Central American countries are under pressure to sign safe third country agreements

In June, the administration threatened to impose tariffs on all Mexican goods if Mexico did not assist in curtailing the number of migrants showing up at the US southern border. But with border arrests on an apparent decline, Mexico seems to have fulfilled Trump’s wishes and may not feel obligated to take the extra step of signing a safe third country agreement. Despite initially being open to discussions of such an agreement, the Mexican foreign minister Marcelo Ebrard dismissed the prospect outright on September 10.

Trump announced in July that the US had reached a safe third country agreement with Guatemala, though it has yet to be ratified by the Guatemalan government. As part of the agreement, the US offered to expand and streamline the H-2A temporary agricultural visa program for Guatemalan citizens, promising to spur what Trump described as a “new era of investment and growth.”

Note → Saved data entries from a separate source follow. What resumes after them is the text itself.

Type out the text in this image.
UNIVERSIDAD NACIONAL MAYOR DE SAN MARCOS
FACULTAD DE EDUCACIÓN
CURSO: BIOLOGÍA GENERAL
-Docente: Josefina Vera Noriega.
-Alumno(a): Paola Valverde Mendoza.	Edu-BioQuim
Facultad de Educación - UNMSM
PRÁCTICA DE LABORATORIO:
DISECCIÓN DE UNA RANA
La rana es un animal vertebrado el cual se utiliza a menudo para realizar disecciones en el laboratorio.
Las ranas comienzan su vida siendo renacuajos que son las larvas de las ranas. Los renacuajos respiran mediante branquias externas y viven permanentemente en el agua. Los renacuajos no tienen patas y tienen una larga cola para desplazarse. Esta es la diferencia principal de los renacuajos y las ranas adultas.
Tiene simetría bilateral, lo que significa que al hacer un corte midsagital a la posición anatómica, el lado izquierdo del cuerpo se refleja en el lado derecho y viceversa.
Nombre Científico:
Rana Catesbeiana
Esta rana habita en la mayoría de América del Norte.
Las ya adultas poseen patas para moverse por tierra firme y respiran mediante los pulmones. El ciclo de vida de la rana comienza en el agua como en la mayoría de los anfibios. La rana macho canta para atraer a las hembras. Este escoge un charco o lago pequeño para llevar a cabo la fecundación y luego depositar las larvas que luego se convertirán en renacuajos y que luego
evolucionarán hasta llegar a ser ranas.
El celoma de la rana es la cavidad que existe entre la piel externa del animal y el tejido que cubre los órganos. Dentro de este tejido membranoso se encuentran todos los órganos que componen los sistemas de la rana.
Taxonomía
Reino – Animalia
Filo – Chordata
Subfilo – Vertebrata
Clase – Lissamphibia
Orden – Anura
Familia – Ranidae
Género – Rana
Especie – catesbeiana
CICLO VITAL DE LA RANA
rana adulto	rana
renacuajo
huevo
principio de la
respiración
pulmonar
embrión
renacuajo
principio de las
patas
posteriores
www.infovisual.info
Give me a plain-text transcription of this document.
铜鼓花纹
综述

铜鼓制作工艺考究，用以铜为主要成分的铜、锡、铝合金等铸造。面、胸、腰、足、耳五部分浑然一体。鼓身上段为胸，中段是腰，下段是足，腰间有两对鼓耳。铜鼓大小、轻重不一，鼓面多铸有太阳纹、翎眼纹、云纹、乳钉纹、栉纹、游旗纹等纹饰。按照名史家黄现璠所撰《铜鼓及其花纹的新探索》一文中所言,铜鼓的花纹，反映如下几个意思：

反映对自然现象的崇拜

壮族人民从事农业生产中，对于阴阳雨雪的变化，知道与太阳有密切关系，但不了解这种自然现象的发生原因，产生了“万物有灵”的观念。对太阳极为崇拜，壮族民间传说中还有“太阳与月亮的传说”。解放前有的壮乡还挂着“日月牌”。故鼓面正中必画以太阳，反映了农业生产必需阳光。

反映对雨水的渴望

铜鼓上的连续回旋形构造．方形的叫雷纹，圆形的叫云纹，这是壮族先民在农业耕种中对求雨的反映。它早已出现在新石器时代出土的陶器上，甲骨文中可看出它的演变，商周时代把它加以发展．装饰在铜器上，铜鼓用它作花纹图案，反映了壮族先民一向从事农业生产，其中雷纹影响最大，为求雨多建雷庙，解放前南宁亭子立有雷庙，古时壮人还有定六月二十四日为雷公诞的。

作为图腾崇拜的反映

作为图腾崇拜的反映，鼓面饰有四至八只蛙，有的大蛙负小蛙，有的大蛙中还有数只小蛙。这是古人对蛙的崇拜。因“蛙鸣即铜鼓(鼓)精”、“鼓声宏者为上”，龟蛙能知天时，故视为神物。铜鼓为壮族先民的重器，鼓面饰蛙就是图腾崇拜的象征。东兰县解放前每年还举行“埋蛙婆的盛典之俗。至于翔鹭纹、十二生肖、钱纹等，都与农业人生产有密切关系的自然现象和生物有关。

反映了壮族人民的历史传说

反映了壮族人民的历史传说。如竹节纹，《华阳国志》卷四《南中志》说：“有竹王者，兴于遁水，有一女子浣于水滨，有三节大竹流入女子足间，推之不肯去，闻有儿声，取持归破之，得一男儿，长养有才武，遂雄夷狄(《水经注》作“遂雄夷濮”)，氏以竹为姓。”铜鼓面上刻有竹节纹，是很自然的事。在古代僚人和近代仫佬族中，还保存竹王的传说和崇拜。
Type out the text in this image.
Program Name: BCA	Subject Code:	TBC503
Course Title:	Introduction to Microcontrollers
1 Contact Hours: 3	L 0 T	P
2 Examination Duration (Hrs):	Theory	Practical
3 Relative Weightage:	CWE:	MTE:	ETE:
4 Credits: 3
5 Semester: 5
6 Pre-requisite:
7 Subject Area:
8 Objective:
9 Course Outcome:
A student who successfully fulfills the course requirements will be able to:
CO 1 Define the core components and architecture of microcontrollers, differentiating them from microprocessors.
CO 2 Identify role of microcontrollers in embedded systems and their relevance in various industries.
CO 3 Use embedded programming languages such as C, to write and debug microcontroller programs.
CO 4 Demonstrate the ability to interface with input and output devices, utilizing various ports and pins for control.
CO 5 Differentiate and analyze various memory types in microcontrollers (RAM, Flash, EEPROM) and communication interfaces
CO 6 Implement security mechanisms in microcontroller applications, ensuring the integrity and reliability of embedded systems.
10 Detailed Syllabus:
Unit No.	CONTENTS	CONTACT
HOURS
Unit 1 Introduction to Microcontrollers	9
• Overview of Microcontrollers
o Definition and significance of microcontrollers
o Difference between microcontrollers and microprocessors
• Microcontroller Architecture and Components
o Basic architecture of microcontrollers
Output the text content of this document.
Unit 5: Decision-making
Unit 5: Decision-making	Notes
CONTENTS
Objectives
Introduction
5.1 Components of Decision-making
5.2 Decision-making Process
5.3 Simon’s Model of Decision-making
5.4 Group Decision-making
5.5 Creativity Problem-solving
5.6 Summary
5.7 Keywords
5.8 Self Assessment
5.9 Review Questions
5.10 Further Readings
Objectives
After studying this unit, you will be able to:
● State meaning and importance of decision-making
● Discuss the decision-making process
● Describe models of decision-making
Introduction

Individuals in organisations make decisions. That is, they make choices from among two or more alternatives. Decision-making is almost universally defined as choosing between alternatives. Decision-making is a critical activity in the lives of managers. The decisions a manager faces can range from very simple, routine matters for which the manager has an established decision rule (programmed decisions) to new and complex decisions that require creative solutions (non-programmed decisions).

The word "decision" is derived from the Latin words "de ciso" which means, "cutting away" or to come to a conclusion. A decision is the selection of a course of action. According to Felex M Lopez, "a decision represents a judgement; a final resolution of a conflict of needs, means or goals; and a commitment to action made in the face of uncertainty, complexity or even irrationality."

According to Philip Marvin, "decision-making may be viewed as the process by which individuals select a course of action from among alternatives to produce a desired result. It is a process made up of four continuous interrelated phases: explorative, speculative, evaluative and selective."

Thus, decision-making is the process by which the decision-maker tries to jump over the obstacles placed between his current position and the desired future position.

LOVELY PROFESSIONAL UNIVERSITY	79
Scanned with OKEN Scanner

The Guatemala Constitutional Court initially stopped the agreement from going into effect. After the ruling, Trump suggested he would retaliate by blocking all Guatemalan immigrants and introducing a new tax on their remittances. The agreement has since been implemented.

The agreement with El Salvador, which is similar to the one with Guatemala, says that the US “intends to cooperate with El Salvador in order to strengthen El Salvador’s institutional capacities.” As part of that, the US will invest in El Salvador and work on a way for about 200,000 Salvadorans who have lived in the US for about two decades with temporary legal immigration status to remain in the country permanently, McAleenan and Chancellor of the El Salvador Ministry of Foreign Affairs Alexandra Hill told reporters.